At this meeting, attorneys collect information such as insurance coverage (medical or auto depending on the situation), and discuss medical treatments and the progress of those treatments as well as the injury itself.
The next step is to prepare the court paperwork. The process begins with the plaintiff (the person filing the lawsuit) filing a complaint. A complaint identifies the parties and the plaintiff’s claim of wrongdoing. After a complaint is filed, the court sends out a summons which provides the time frame for the defendant(s) to respond and notifies the parties of the location of the suit. The next form is an answer.
The answer is the defendant’s response to the plaintiff’s complaint. The answer lists the defendant’s defenses and states whether the defendant admits, denies, or has insufficient knowledge regarding the plaintiff’s accusations. After an answer is filed, the defendant has the opportunity to file a counterclaim. The counterclaim is used when the defendant has a claim, from the same case, against the plaintiff.
Following court paperwork, discovery – facts of the case – is shared among the plaintiff and defendant’s counsel. Discovery includes documents, such as medical papers from hospitals and doctors or product defects; depositions, sworn statements; and photographs that is used as evidence by attorney.

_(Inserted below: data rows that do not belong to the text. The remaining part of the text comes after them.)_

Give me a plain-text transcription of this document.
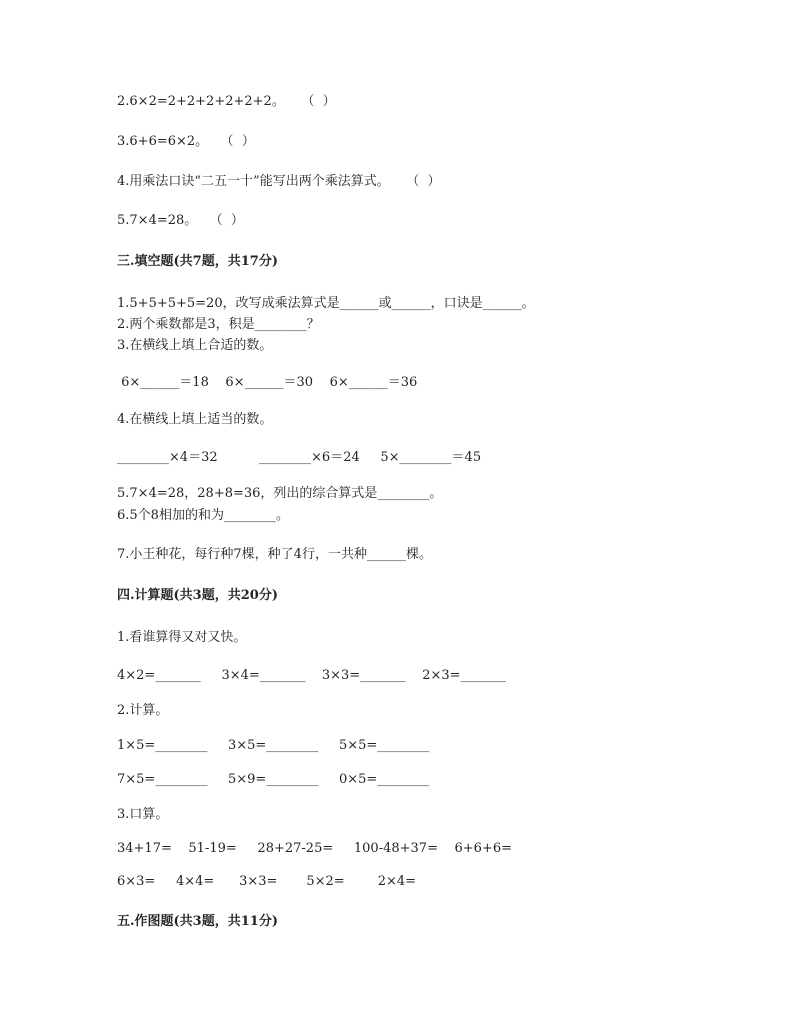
2.6×2=2+2+2+2+2+2。    （  ）
3.6+6=6×2。   （  ）
4.用乘法口诀“二五一十”能写出两个乘法算式。    （  ）
5.7×4=28。   （  ）
三.填空题(共7题，共17分)
1.5+5+5+5=20，改写成乘法算式是______或______，口诀是______。
2.两个乘数都是3，积是________？
3.在横线上填上合适的数。
6×______＝18    6×______＝30    6×______＝36
4.在横线上填上适当的数。
________×4＝32          ________×6＝24     5×________＝45
5.7×4=28，28+8=36，列出的综合算式是________。
6.5个8相加的和为________。
7.小王种花，每行种7棵，种了4行，一共种______棵。
四.计算题(共3题，共20分)
1.看谁算得又对又快。
4×2=_______     3×4=_______    3×3=_______    2×3=_______
2.计算。
1×5=________     3×5=________     5×5=________
7×5=________     5×9=________     0×5=________
3.口算。
34+17=    51-19=     28+27-25=     100-48+37=    6+6+6=
6×3=     4×4=      3×3=       5×2=        2×4=
五.作图题(共3题，共11分)
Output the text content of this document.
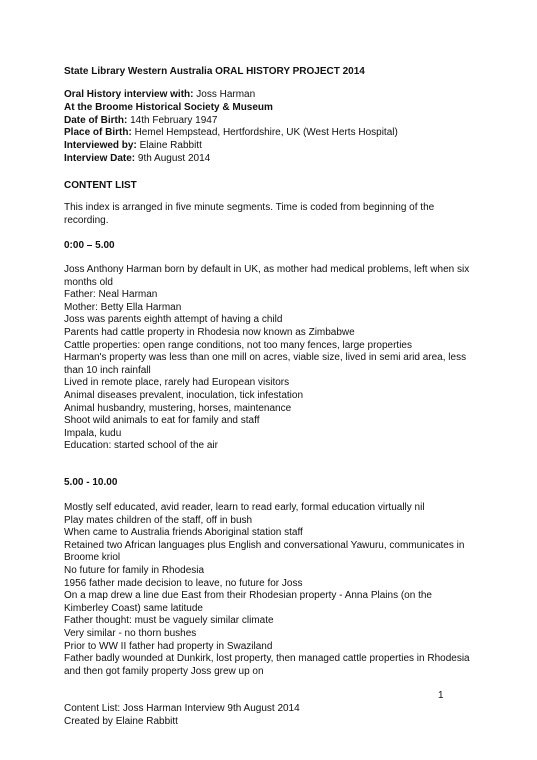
State Library Western Australia ORAL HISTORY PROJECT 2014
Oral History interview with: Joss Harman
At the Broome Historical Society & Museum
Date of Birth: 14th February 1947
Place of Birth: Hemel Hempstead, Hertfordshire, UK (West Herts Hospital)
Interviewed by: Elaine Rabbitt
Interview Date: 9th August 2014
CONTENT LIST
This index is arranged in five minute segments. Time is coded from beginning of the recording.
0:00 – 5.00
Joss Anthony Harman born by default in UK, as mother had medical problems, left when six months old
Father: Neal Harman
Mother: Betty Ella Harman
Joss was parents eighth attempt of having a child
Parents had cattle property in Rhodesia now known as Zimbabwe
Cattle properties: open range conditions, not too many fences, large properties
Harman's property was less than one mill on acres, viable size, lived in semi arid area, less than 10 inch rainfall
Lived in remote place, rarely had European visitors
Animal diseases prevalent, inoculation, tick infestation
Animal husbandry, mustering, horses, maintenance
Shoot wild animals to eat for family and staff
Impala, kudu
Education: started school of the air
5.00 - 10.00
Mostly self educated, avid reader, learn to read early, formal education virtually nil
Play mates children of the staff, off in bush
When came to Australia friends Aboriginal station staff
Retained two African languages plus English and conversational Yawuru, communicates in Broome kriol
No future for family in Rhodesia
1956 father made decision to leave, no future for Joss
On a map drew a line due East from their Rhodesian property - Anna Plains (on the Kimberley Coast) same latitude
Father thought: must be vaguely similar climate
Very similar - no thorn bushes
Prior to WW II father had property in Swaziland
Father badly wounded at Dunkirk, lost property, then managed cattle properties in Rhodesia and then got family property Joss grew up on
1
Content List: Joss Harman Interview 9th August 2014
Created by Elaine Rabbitt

Motions trail discovery. A motion is a request for certain matters. The plaintiff and defendant’s attorneys will fill motions such as a motion to dismiss or motion for summary judgement. A motion to dismiss is a request to terminate a case because of legal insufficiency. A motion for summary judgment is a request to terminate the lawsuit due to undisputed facts. Typically, cases are litigated because there is a dispute of facts; if the facts are undisputed then it is unnecessary to continue the suit.
Next, if a case is not terminated through the motions then a settlement is likely to occur. A settlement means that the plaintiff agrees to eradicate their rights of further legal action in exchange for monetary damages.
Last, if a settlement does not ensue, the suit will continue on to trial. At trial, the judge or jury examine the discovery and determine an outcome using the burden of proof preponderance of the evidence.
Even though the process seems scary, taking each stage, one at a time, helps the overwhelming feeling. It is useful knowing what to expect to help prepare yourself for your case.